25 Ağustos 2010 Çarşamba

Haftasonu Dediğin

Haftasonu dediğin böyle olmalı.

Cumartesi sabahı saat 7:30 da otobüse binmeli, İstanbul'a doğru yol almalı. Sabah serinliğinde yola çıkmak bir güzel oluyor ki sormayın... Sevgilisi yanında olmalı insanın ama otobüslerde televizyon olmamalı.. İster istemez herkesin gözü televizyona takılıyor ve ne yolun farkına varıyorsun ne sevgiliyle yapılan yolculuğun tadına..

21 Ağustos Cumartesi sabahı serin ve sakin bir yolculuğun ardından minik yeğenimiz Rüya Ada'nın 1. yaş günü partisine katılmak için tam vaktinde İstanbul Ataşehir'e inmiştik. Parti kuzenimin evine çok yakın olan bir kafede, Ceviz Ağacı'nda yapılacaktı. Ben İstanbul'u doğru düzgün bilmem, zaten geliş gidişlerim hep günübirlik olmuştur. İlk kez bu ziyaretimizde 1 gece kaldım. O da bambaşka bir gece oldu!!

Otobüsten indiğimizde kuzenimin eşi (Sevgilimin kankası) karşıladı bizi, beraber evlerine gittik, bebişimiz yeni kalkmıştı uykudan, mahmur gözleriyle karşısında bizi görünce çok şaşırdı, ama tanıdı da. Minik dişlerini göstere göstere gülümsemeye başladı. Karşınızda küçücük bir insan var yaa, yeni bir insan ve sizi tanıyor! Bu çok değişik bir his.. Annem, babam ve kardeşim Ada Hanım'a öğle yemeğinde eşlik etmek üzere yengem ve dayımla beraber kuzenlerimde kalırken biz de (ben, Sevgilim, kuzenim ve eşi) Ceviz Ağacı'na ortamı süslemeye gittik. Partinin başlama saati olan 14:00'te herşey hazırdı ve doğumgünü kızı da cici elbisesiyle kafeye gelmişti. :D

3 saat boyunca kutlamalar yaptık, fotoğraflar çektik, pastalarımızı yedik, hediyelerimizi açtık. Saat 5'te partinin bitmesiyle annemlerin İstanbul'dan ayrılma vakti de gelmiş oldu; çünkü dönüş biletlerini aynı gün 19:30'daki otobüse almışlardı.
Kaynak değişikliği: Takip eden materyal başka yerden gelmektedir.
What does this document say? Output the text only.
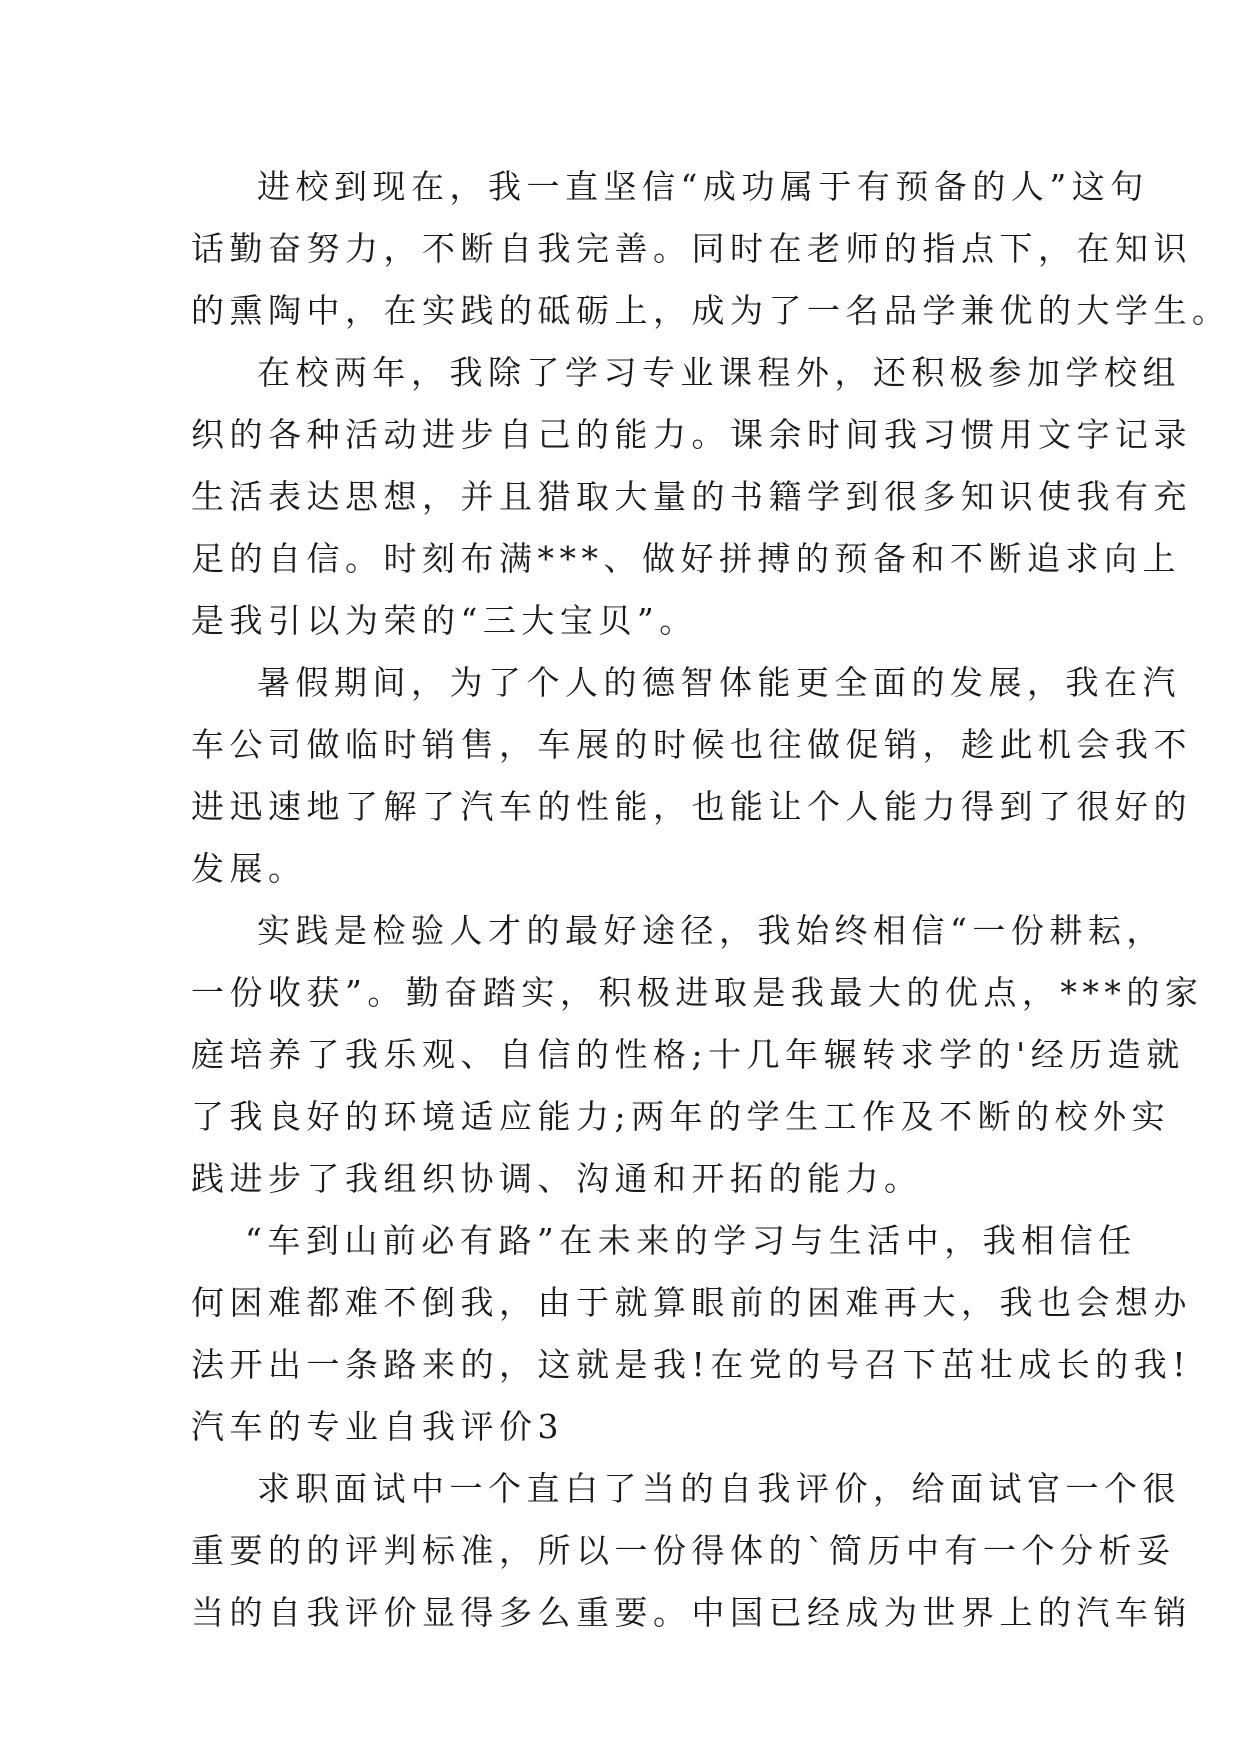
进校到现在，我一直坚信“成功属于有预备的人”这句
话勤奋努力，不断自我完善。同时在老师的指点下，在知识
的熏陶中，在实践的砥砺上，成为了一名品学兼优的大学生。
在校两年，我除了学习专业课程外，还积极参加学校组
织的各种活动进步自己的能力。课余时间我习惯用文字记录
生活表达思想，并且猎取大量的书籍学到很多知识使我有充
足的自信。时刻布满***、做好拼搏的预备和不断追求向上
是我引以为荣的“三大宝贝”。
暑假期间，为了个人的德智体能更全面的发展，我在汽
车公司做临时销售，车展的时候也往做促销，趁此机会我不
进迅速地了解了汽车的性能，也能让个人能力得到了很好的
发展。
实践是检验人才的最好途径，我始终相信“一份耕耘，
一份收获”。勤奋踏实，积极进取是我最大的优点，***的家
庭培养了我乐观、自信的性格;十几年辗转求学的'经历造就
了我良好的环境适应能力;两年的学生工作及不断的校外实
践进步了我组织协调、沟通和开拓的能力。
“车到山前必有路”在未来的学习与生活中，我相信任
何困难都难不倒我，由于就算眼前的困难再大，我也会想办
法开出一条路来的，这就是我!在党的号召下茁壮成长的我!
汽车的专业自我评价3
求职面试中一个直白了当的自我评价，给面试官一个很
重要的的评判标准，所以一份得体的`简历中有一个分析妥
当的自我评价显得多么重要。中国已经成为世界上的汽车销
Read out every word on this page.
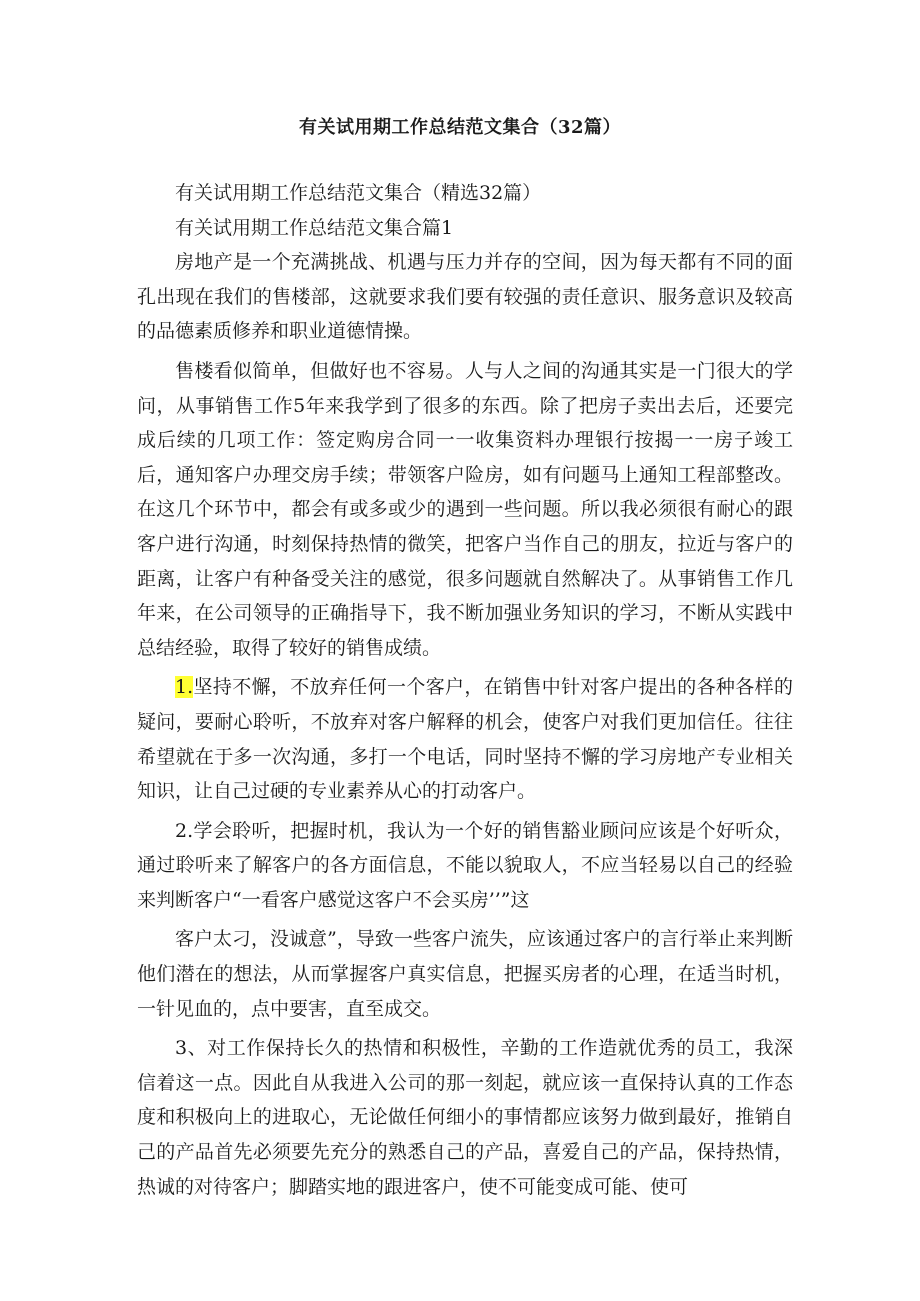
有关试用期工作总结范文集合（32篇）

有关试用期工作总结范文集合（精选32篇）

有关试用期工作总结范文集合篇1

房地产是一个充满挑战、机遇与压力并存的空间，因为每天都有不同的面孔出现在我们的售楼部，这就要求我们要有较强的责任意识、服务意识及较高的品德素质修养和职业道德情操。

售楼看似简单，但做好也不容易。人与人之间的沟通其实是一门很大的学问，从事销售工作5年来我学到了很多的东西。除了把房子卖出去后，还要完成后续的几项工作：签定购房合同一一收集资料办理银行按揭一一房子竣工后，通知客户办理交房手续；带领客户险房，如有问题马上通知工程部整改。在这几个环节中，都会有或多或少的遇到一些问题。所以我必须很有耐心的跟客户进行沟通，时刻保持热情的微笑，把客户当作自己的朋友，拉近与客户的距离，让客户有种备受关注的感觉，很多问题就自然解决了。从事销售工作几年来，在公司领导的正确指导下，我不断加强业务知识的学习，不断从实践中总结经验，取得了较好的销售成绩。

1.坚持不懈，不放弃任何一个客户，在销售中针对客户提出的各种各样的疑问，要耐心聆听，不放弃对客户解释的机会，使客户对我们更加信任。往往希望就在于多一次沟通，多打一个电话，同时坚持不懈的学习房地产专业相关知识，让自己过硬的专业素养从心的打动客户。

2.学会聆听，把握时机，我认为一个好的销售豁业顾问应该是个好听众，通过聆听来了解客户的各方面信息，不能以貌取人，不应当轻易以自己的经验来判断客户“一看客户感觉这客户不会买房’’”这

客户太刁，没诚意”，导致一些客户流失，应该通过客户的言行举止来判断他们潜在的想法，从而掌握客户真实信息，把握买房者的心理，在适当时机，一针见血的，点中要害，直至成交。

3、对工作保持长久的热情和积极性，辛勤的工作造就优秀的员工，我深信着这一点。因此自从我进入公司的那一刻起，就应该一直保持认真的工作态度和积极向上的进取心，无论做任何细小的事情都应该努力做到最好，推销自己的产品首先必须要先充分的熟悉自己的产品，喜爱自己的产品，保持热情，热诚的对待客户；脚踏实地的跟进客户，使不可能变成可能、使可
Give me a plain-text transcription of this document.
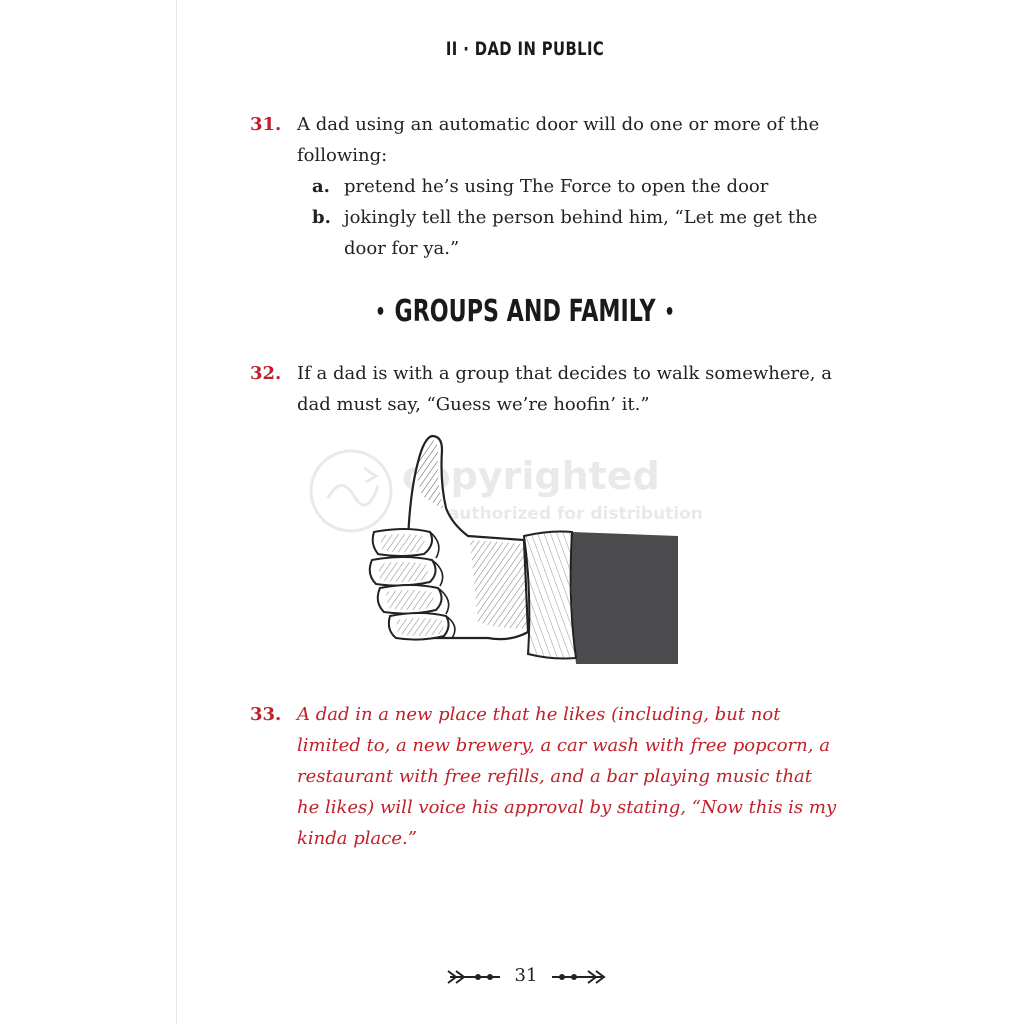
II · DAD IN PUBLIC
31. A dad using an automatic door will do one or more of the
following:
a. pretend he’s using The Force to open the door
b. jokingly tell the person behind him, “Let me get the
door for ya.”
• GROUPS AND FAMILY •
32. If a dad is with a group that decides to walk somewhere, a
dad must say, “Guess we’re hoofin’ it.”
copyrighted
not authorized for distribution
33. A dad in a new place that he likes (including, but not
limited to, a new brewery, a car wash with free popcorn, a
restaurant with free refills, and a bar playing music that
he likes) will voice his approval by stating, “Now this is my
kinda place.”
31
Ada Hanım'ın uyku saati geldiğinden herkes eve giderken, Sevgilimle ben İstanbul'da gezintiye çıktık. Önce motorla karşıya geçip, benim çok sevdiğim Ortaköy'e gittik. Hemen girişte küçük bir dükkan gördük, Osmanlı motifli eşyalar satan sevimli bir yer. Epey bakındıktan sonra iki tane yuvarlak yastık kılıfı aldım. Yeşil kaftan kumaşı üzerine altın sarısı çiçek işlemeleri var. Bence şık oldu :) Kısa bir Ortaköy turu attıktan sonra akşam yemeği için kuzenlerimle buluşacağımız Taksim'e gittik. Saat henüz erken olduğundan İstiklal'de aşağı doğru yürüdük. Sevgilim bana köz mısır aldı ve yürüyüşümüzün sonunda beni götüreceğine söz verdiği Ara Cafe'ye gittik. Sevgilim bir Ara Güler hayranı olduğundan, ben de doğumgününde ona Ara Güler's İstanbul kitabını almıştım. Aslında bu gezimizde kitabı imzalatmak istiyorduk; fakat haftasonları Cafesine gitmediğini öğrendik. Gerçekten de gittiğimizde orada değildi. Biz de birer kahve içtik, sohbet ettik, vaktin geçmesini bekledik.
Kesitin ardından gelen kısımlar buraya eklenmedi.